Es importante destacar que la nación es altamente vulnerable a los impactos del cambio climático pues su ubicación geográfica, su dependencia al petróleo y su inadecuada gestión ambiental y de riesgos, promueve una alta disfuncionalidad nacional y por lo tanto, no está en capacidad de responder activamente a uno de los mayores desafíos socio-ambientales del planeta.

Al mismo tiempo, estamos presenciando en Paris, una de las negociaciones climáticas más importantes de la historia (COP-21), y América Latina es protagonista de muchas discusiones dentro de las mismas. Los principales bloques de negociación, ALBA y AILAC presentan opuestas posiciones frente a cómo abordar el nuevo acuerdo en materia de cambio climático, sobre todo en temas de adaptación, mitigación y medios de implementación.

A pesar de que casi el 100% de los países latinoamericanos presentaron su contribución nacional antes de la COP-21, Venezuela fue uno de los países en no presentar nada. De acuerdo a lo que manifestó hace pocos días la delegación venezolana en Paris, la nación tiene preparada su contribución nacional pero no la ha querido presentar sin antes conocer los resultados de la histórica negociación mundial.

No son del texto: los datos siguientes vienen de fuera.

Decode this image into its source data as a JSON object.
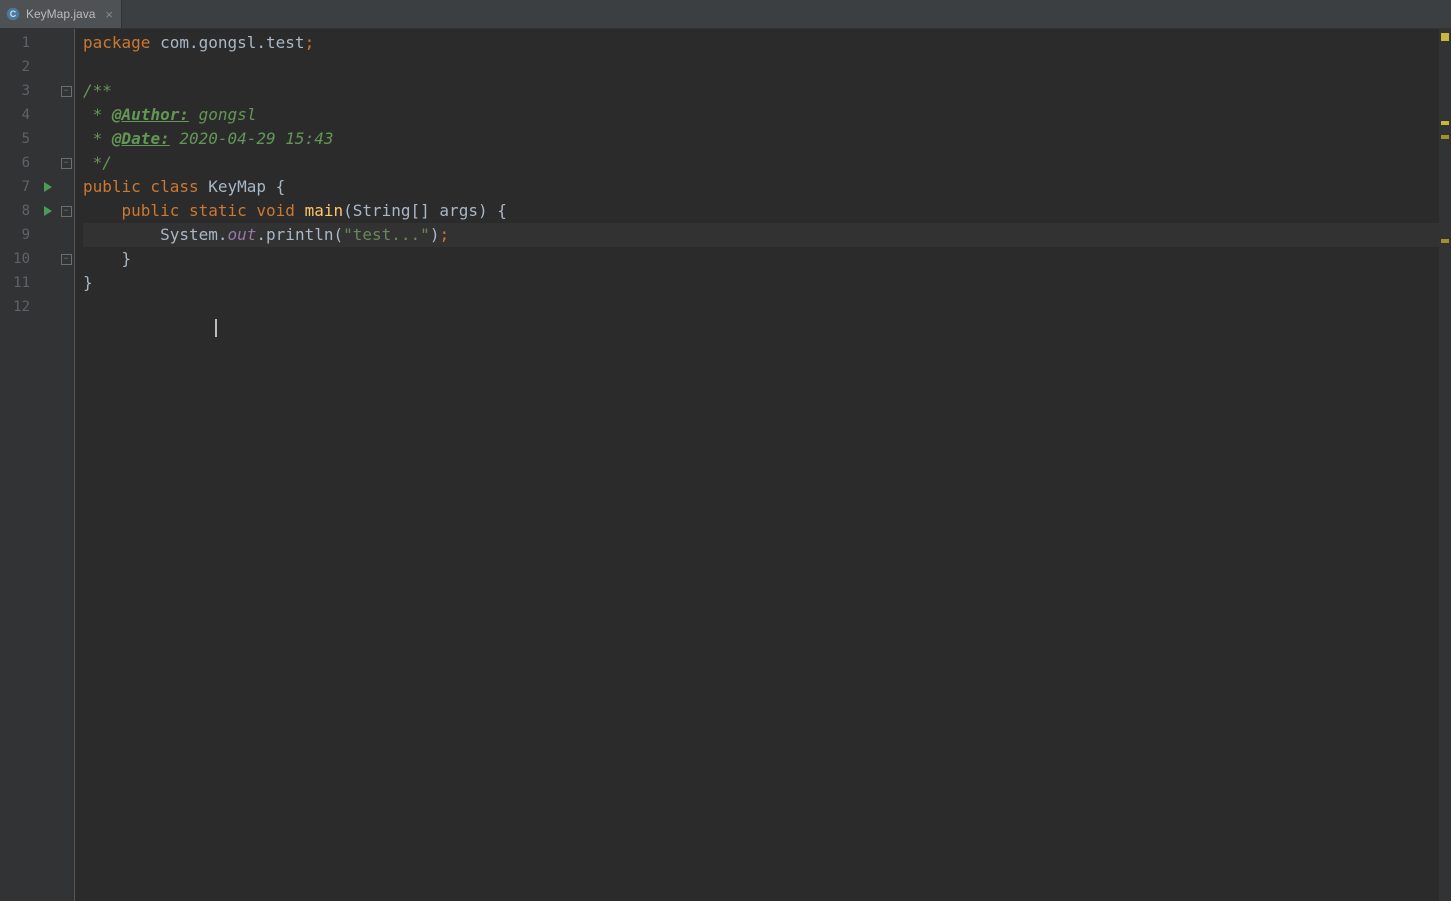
{
  "tab": {
    "filename": "KeyMap.java"
  },
  "gutter": {
    "lines": [
      "1",
      "2",
      "3",
      "4",
      "5",
      "6",
      "7",
      "8",
      "9",
      "10",
      "11",
      "12"
    ]
  },
  "code": {
    "l1_kw": "package",
    "l1_pkg": " com.gongsl.test",
    "l1_semi": ";",
    "l3_open": "/**",
    "l4_star": " * ",
    "l4_tag": "@Author:",
    "l4_rest": " gongsl",
    "l5_star": " * ",
    "l5_tag": "@Date:",
    "l5_rest": " 2020-04-29 15:43",
    "l6_close": " */",
    "l7_kw1": "public class ",
    "l7_cls": "KeyMap",
    "l7_br": " {",
    "l8_indent": "    ",
    "l8_kw": "public static void ",
    "l8_mth": "main",
    "l8_sig": "(String[] args) {",
    "l9_indent": "        ",
    "l9_sys": "System.",
    "l9_out": "out",
    "l9_call": ".println(",
    "l9_str": "\"test...\"",
    "l9_close": ")",
    "l9_semi": ";",
    "l10": "    }",
    "l11": "}"
  }
}
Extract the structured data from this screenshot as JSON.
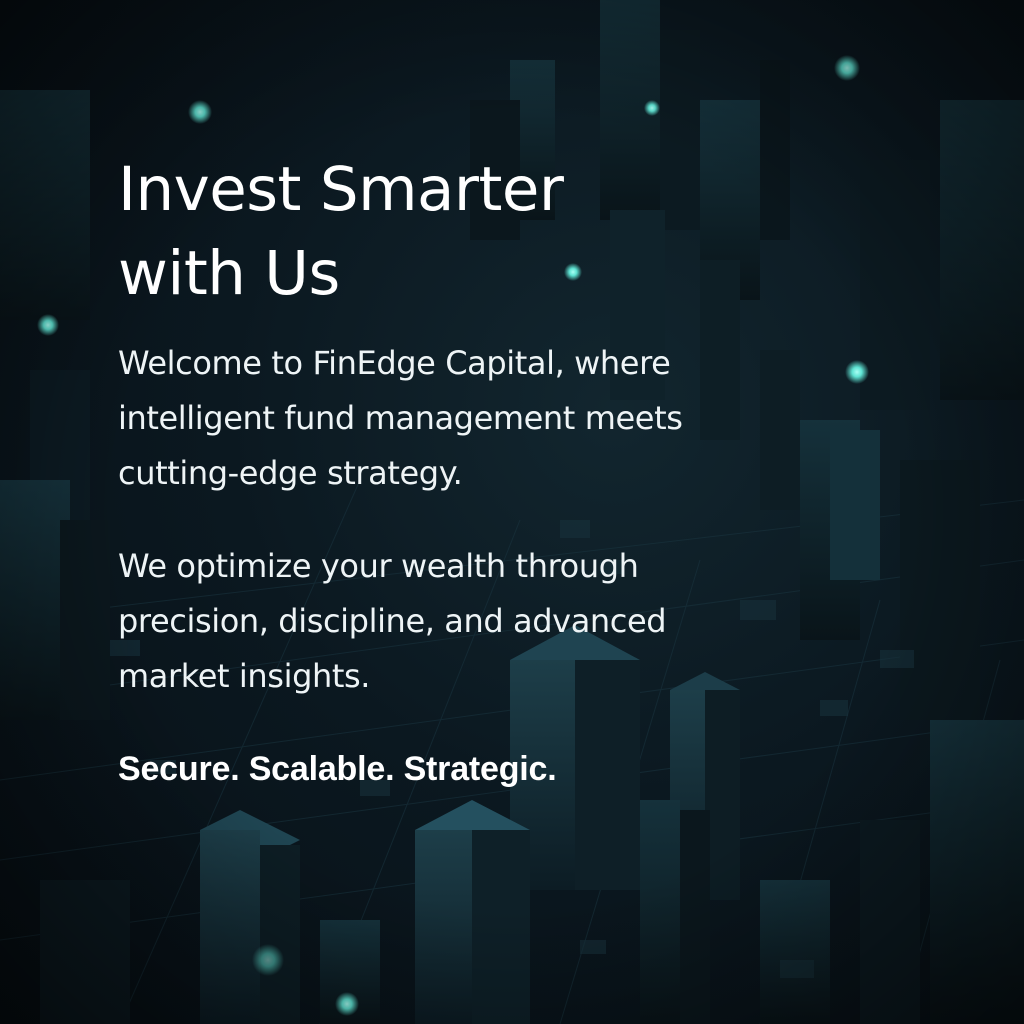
{
  "hero": {
    "headline": "Invest Smarter with Us",
    "paragraph_1": "Welcome to FinEdge Capital, where intelligent fund management meets cutting-edge strategy.",
    "paragraph_2": "We optimize your wealth through precision, discipline, and advanced market insights.",
    "tagline": "Secure. Scalable. Strategic."
  },
  "theme": {
    "background": "#0b1820",
    "building_face": "#12303a",
    "glow": "#6ff0e0",
    "text": "#ffffff"
  }
}
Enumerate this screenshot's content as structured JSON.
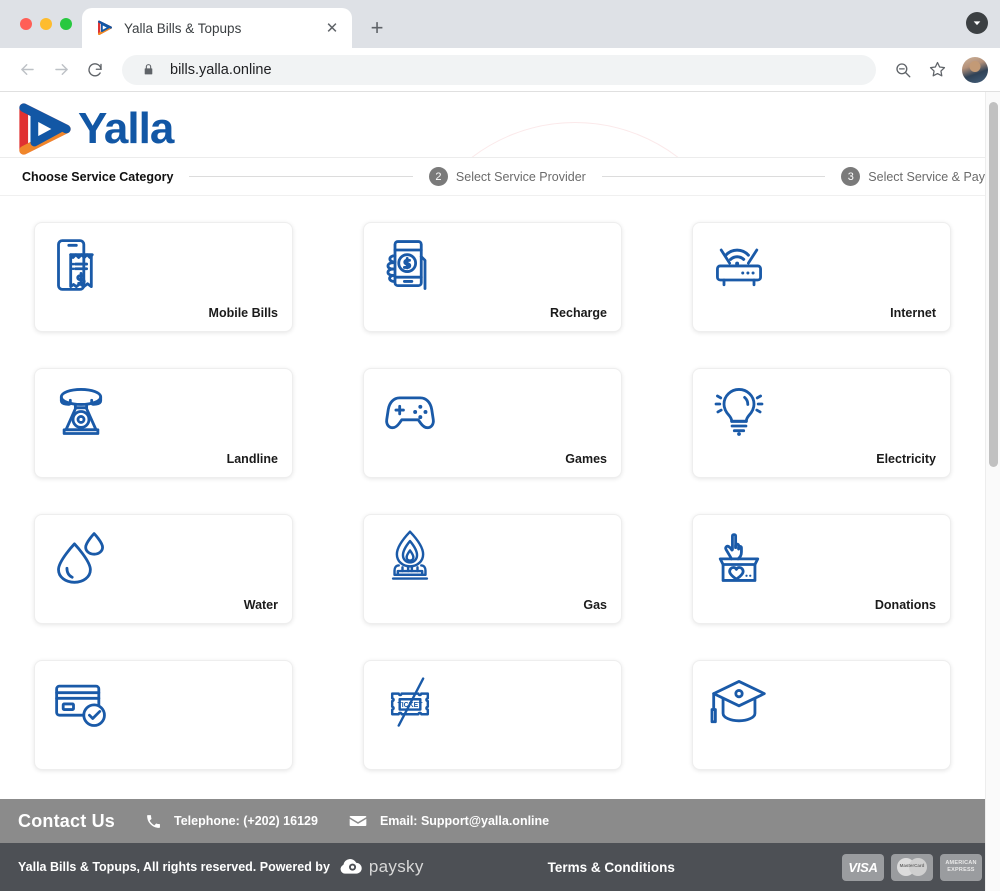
{
  "browser": {
    "tab": {
      "title": "Yalla Bills & Topups",
      "favicon": "yalla-play-icon",
      "close_label": "✕"
    },
    "new_tab_label": "+",
    "tabstrip_menu_icon": "chevron-down-icon",
    "toolbar": {
      "back_icon": "arrow-left-icon",
      "forward_icon": "arrow-right-icon",
      "reload_icon": "reload-icon",
      "lock_icon": "lock-icon",
      "url": "bills.yalla.online",
      "zoom_icon": "search-minus-icon",
      "bookmark_icon": "star-icon",
      "profile_icon": "avatar"
    }
  },
  "site": {
    "logo_text": "Yalla",
    "logo_mark": "yalla-play-icon"
  },
  "stepper": {
    "steps": [
      {
        "number": "",
        "label": "Choose Service Category",
        "active": true
      },
      {
        "number": "2",
        "label": "Select Service Provider",
        "active": false
      },
      {
        "number": "3",
        "label": "Select Service & Pay",
        "active": false
      }
    ]
  },
  "categories": [
    {
      "label": "Mobile Bills",
      "icon": "mobile-bill-icon"
    },
    {
      "label": "Recharge",
      "icon": "hand-phone-money-icon"
    },
    {
      "label": "Internet",
      "icon": "wifi-router-icon"
    },
    {
      "label": "Landline",
      "icon": "landline-phone-icon"
    },
    {
      "label": "Games",
      "icon": "gamepad-icon"
    },
    {
      "label": "Electricity",
      "icon": "lightbulb-icon"
    },
    {
      "label": "Water",
      "icon": "water-drop-icon"
    },
    {
      "label": "Gas",
      "icon": "gas-flame-icon"
    },
    {
      "label": "Donations",
      "icon": "donation-box-icon"
    },
    {
      "label": "",
      "icon": "credit-card-check-icon"
    },
    {
      "label": "",
      "icon": "ticket-icon"
    },
    {
      "label": "",
      "icon": "graduation-cap-icon"
    }
  ],
  "contact": {
    "title": "Contact Us",
    "phone_icon": "phone-icon",
    "phone": "Telephone: (+202) 16129",
    "email_icon": "envelope-icon",
    "email": "Email: Support@yalla.online"
  },
  "footer": {
    "copyright": "Yalla Bills & Topups, All rights reserved. Powered by",
    "powered_by": "paysky",
    "powered_by_icon": "paysky-cloud-icon",
    "terms": "Terms & Conditions",
    "payment_cards": [
      {
        "name": "VISA",
        "icon": "visa-icon"
      },
      {
        "name": "MasterCard",
        "icon": "mastercard-icon"
      },
      {
        "name": "AMERICAN EXPRESS",
        "icon": "amex-icon"
      }
    ]
  },
  "ticket_word": "TICKET"
}
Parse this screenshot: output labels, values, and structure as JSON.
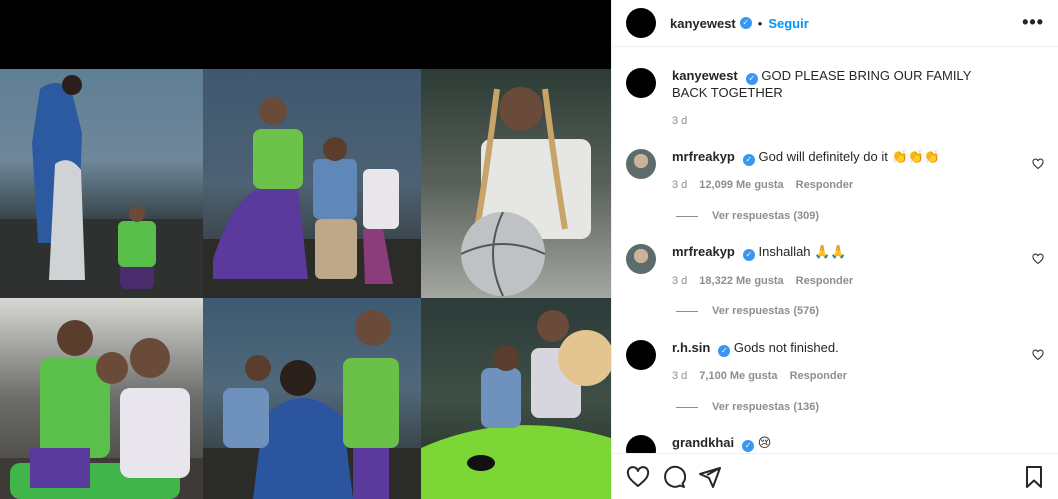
{
  "post": {
    "author": "kanyewest",
    "follow_label": "Seguir",
    "more_label": "•••",
    "caption": "GOD PLEASE BRING OUR FAMILY BACK TOGETHER",
    "caption_time": "3 d"
  },
  "comments": [
    {
      "user": "mrfreakyp",
      "text": "God will definitely do it 👏👏👏",
      "time": "3 d",
      "likes": "12,099 Me gusta",
      "reply": "Responder",
      "view_replies": "Ver respuestas (309)"
    },
    {
      "user": "mrfreakyp",
      "text": "Inshallah 🙏🙏",
      "time": "3 d",
      "likes": "18,322 Me gusta",
      "reply": "Responder",
      "view_replies": "Ver respuestas (576)"
    },
    {
      "user": "r.h.sin",
      "text": "Gods not finished.",
      "time": "3 d",
      "likes": "7,100 Me gusta",
      "reply": "Responder",
      "view_replies": "Ver respuestas (136)"
    },
    {
      "user": "grandkhai",
      "text": "😢"
    }
  ],
  "icons": {
    "verified": "verified-badge-icon",
    "like": "heart-icon",
    "comment": "comment-icon",
    "share": "share-icon",
    "save": "bookmark-icon"
  },
  "colors": {
    "accent": "#0095f6",
    "verified": "#3897f0",
    "muted": "#8e8e8e"
  }
}
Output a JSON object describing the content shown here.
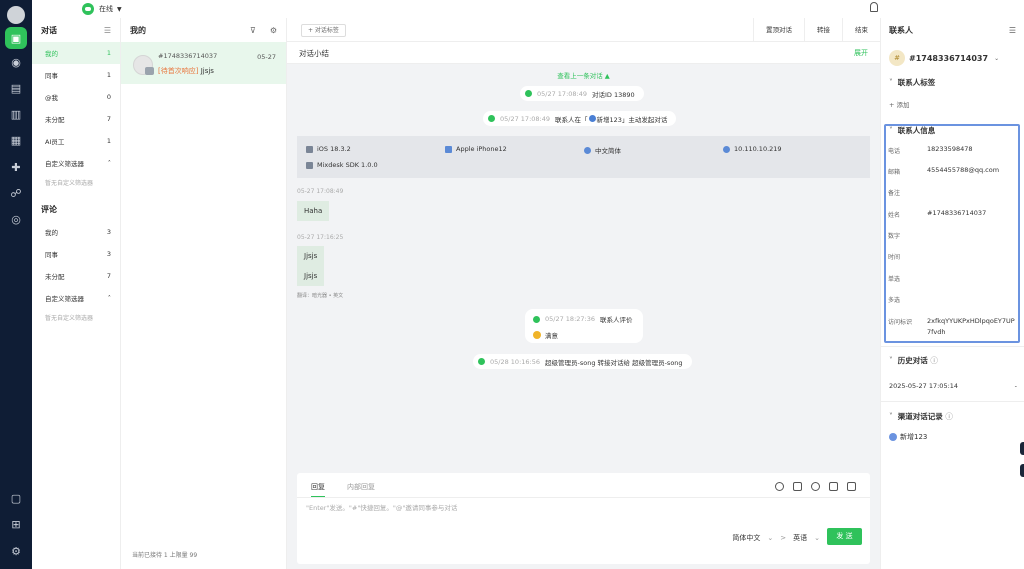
{
  "status": {
    "label": "在线"
  },
  "nav": {
    "conv_section": "对话",
    "conv_items": [
      {
        "label": "我的",
        "count": "1"
      },
      {
        "label": "同事",
        "count": "1"
      },
      {
        "label": "@我",
        "count": "0"
      },
      {
        "label": "未分配",
        "count": "7"
      },
      {
        "label": "AI员工",
        "count": "1"
      }
    ],
    "custom_filter": "自定义筛选器",
    "no_filter": "暂无自定义筛选器",
    "comment_section": "评论",
    "comment_items": [
      {
        "label": "我的",
        "count": "3"
      },
      {
        "label": "同事",
        "count": "3"
      },
      {
        "label": "未分配",
        "count": "7"
      }
    ],
    "custom_filter_2": "自定义筛选器",
    "no_filter_2": "暂无自定义筛选器"
  },
  "list": {
    "title": "我的",
    "card": {
      "id": "#1748336714037",
      "date": "05-27",
      "tag": "[待首次响应]",
      "text": "Jjsjs"
    },
    "footer": "当前已接待 1 上限量 99"
  },
  "chat": {
    "tag_button": "+ 对话标签",
    "actions": [
      "置顶对话",
      "转接",
      "结束"
    ],
    "summary_label": "对话小结",
    "summary_expand": "展开",
    "prev_link": "查看上一条对话 ▲",
    "sys1": {
      "time": "05/27 17:08:49",
      "text": "对话ID 13890"
    },
    "sys2": {
      "time": "05/27 17:08:49",
      "pre": "联系人在「",
      "channel": "新增123",
      "post": "」主动发起对话"
    },
    "info": {
      "os": "iOS 18.3.2",
      "device": "Apple iPhone12",
      "lang": "中文简体",
      "ip": "10.110.10.219",
      "sdk": "Mixdesk SDK 1.0.0"
    },
    "ts1": "05-27 17:08:49",
    "msg1": "Haha",
    "ts2": "05-27 17:16:25",
    "msg2a": "Jjsjs",
    "msg2b": "Jjsjs",
    "translate": "翻译：暗光器 • 英文",
    "eval": {
      "time": "05/27 18:27:36",
      "title": "联系人评价",
      "result": "满意"
    },
    "sys3": {
      "time": "05/28 10:16:56",
      "text": "超级管理员-song 转接对话给 超级管理员-song"
    }
  },
  "compose": {
    "tab_reply": "回复",
    "tab_internal": "内部回复",
    "placeholder": "\"Enter\"发送。\"#\"快捷回复。\"@\"邀请同事参与对话",
    "lang_from": "简体中文",
    "lang_to": "英语",
    "send": "发 送"
  },
  "contact": {
    "title": "联系人",
    "id": "#1748336714037",
    "tags_section": "联系人标签",
    "add": "+ 添加",
    "info_section": "联系人信息",
    "fields": [
      {
        "label": "电话",
        "value": "18233598478"
      },
      {
        "label": "邮箱",
        "value": "4554455788@qq.com"
      },
      {
        "label": "备注",
        "value": ""
      },
      {
        "label": "姓名",
        "value": "#1748336714037"
      },
      {
        "label": "数字",
        "value": ""
      },
      {
        "label": "时间",
        "value": ""
      },
      {
        "label": "单选",
        "value": ""
      },
      {
        "label": "多选",
        "value": ""
      },
      {
        "label": "访问标识",
        "value": "2xfkqYYUKPxHDlpqoEY7UP7fvdh"
      }
    ],
    "history_section": "历史对话",
    "history_item": "2025-05-27 17:05:14",
    "history_dash": "-",
    "channel_section": "渠道对话记录",
    "channel_item": "新增123"
  },
  "colors": {
    "accent": "#2fc25b",
    "rail": "#0f1d35",
    "highlight_border": "#6b93e0"
  }
}
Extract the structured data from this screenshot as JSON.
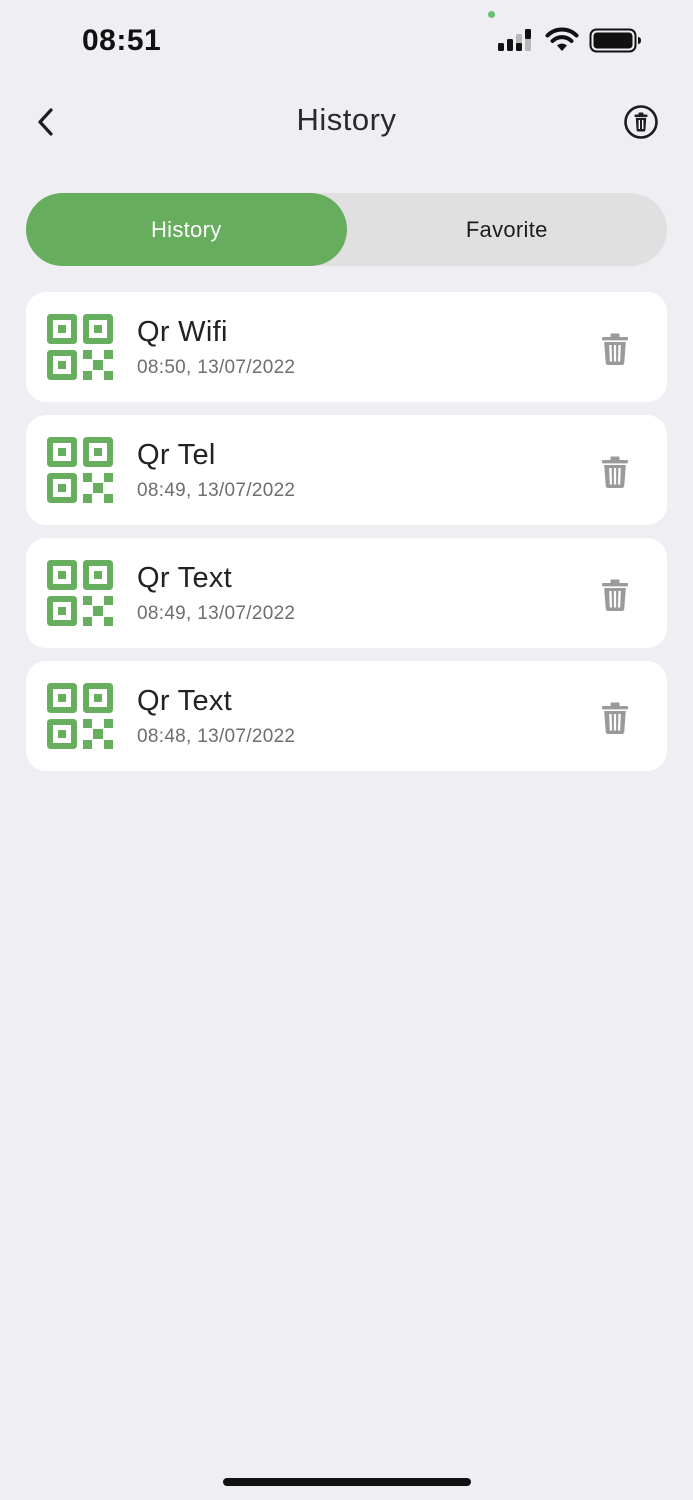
{
  "status_bar": {
    "time": "08:51",
    "icons": [
      "signal-icon",
      "wifi-icon",
      "battery-icon"
    ]
  },
  "nav": {
    "title": "History",
    "back_icon": "chevron-left-icon",
    "clear_icon": "trash-circle-icon"
  },
  "tabs": [
    {
      "label": "History",
      "active": true
    },
    {
      "label": "Favorite",
      "active": false
    }
  ],
  "items": [
    {
      "title": "Qr Wifi",
      "time": "08:50, 13/07/2022",
      "icon": "qr-code-icon"
    },
    {
      "title": "Qr Tel",
      "time": "08:49, 13/07/2022",
      "icon": "qr-code-icon"
    },
    {
      "title": "Qr Text",
      "time": "08:49, 13/07/2022",
      "icon": "qr-code-icon"
    },
    {
      "title": "Qr Text",
      "time": "08:48, 13/07/2022",
      "icon": "qr-code-icon"
    }
  ],
  "colors": {
    "accent": "#66ad5e",
    "background": "#efeef3",
    "card": "#ffffff",
    "tab_track": "#e0e0e0",
    "delete_icon": "#9a9a9a"
  }
}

Quedan muchos vacíos por llenar. Hasta ahora, el único documento gubernamental existente en materia de acción climática es la Primera Comunicación Nacional de Cambio Climático, la cual se publicó en el 2005, cuyo objetivo fue el de comprometer al Estado en responder activamente con acciones climáticas orientadas a la adaptación y mitigación, así como dar a conocer lo relacionado al tema en Venezuela por medio de un plan de divulgación y educación. Así mismo reiteraba la presentación del Plan de Acción Climático para los siguientes años y la Segunda Comunicación Nacional -con mucho más potencial que la primera, visiones más integrales y un inventario de gases de efecto invernadero más actualizado, pues el último oficial es de 1999-.

La necesidad de que Venezuela responda a compromisos de mitigación y adaptación es vital pues es importante definir a nivel nacional, una ruta de acción que también influya en la política regional de cambio climático, así como de acciones conjuntas que puedan favorecer al continente.

Mi mensaje busca incentivar la acción-reacción de la nueva Asamblea Nacional para promover instrumentos legales capaces gestionar ambientalmente el territorio por medio de un desarrollo resiliente y bajo en carbono para asegurar la capacidad de respuesta del país en materia de cambio climático.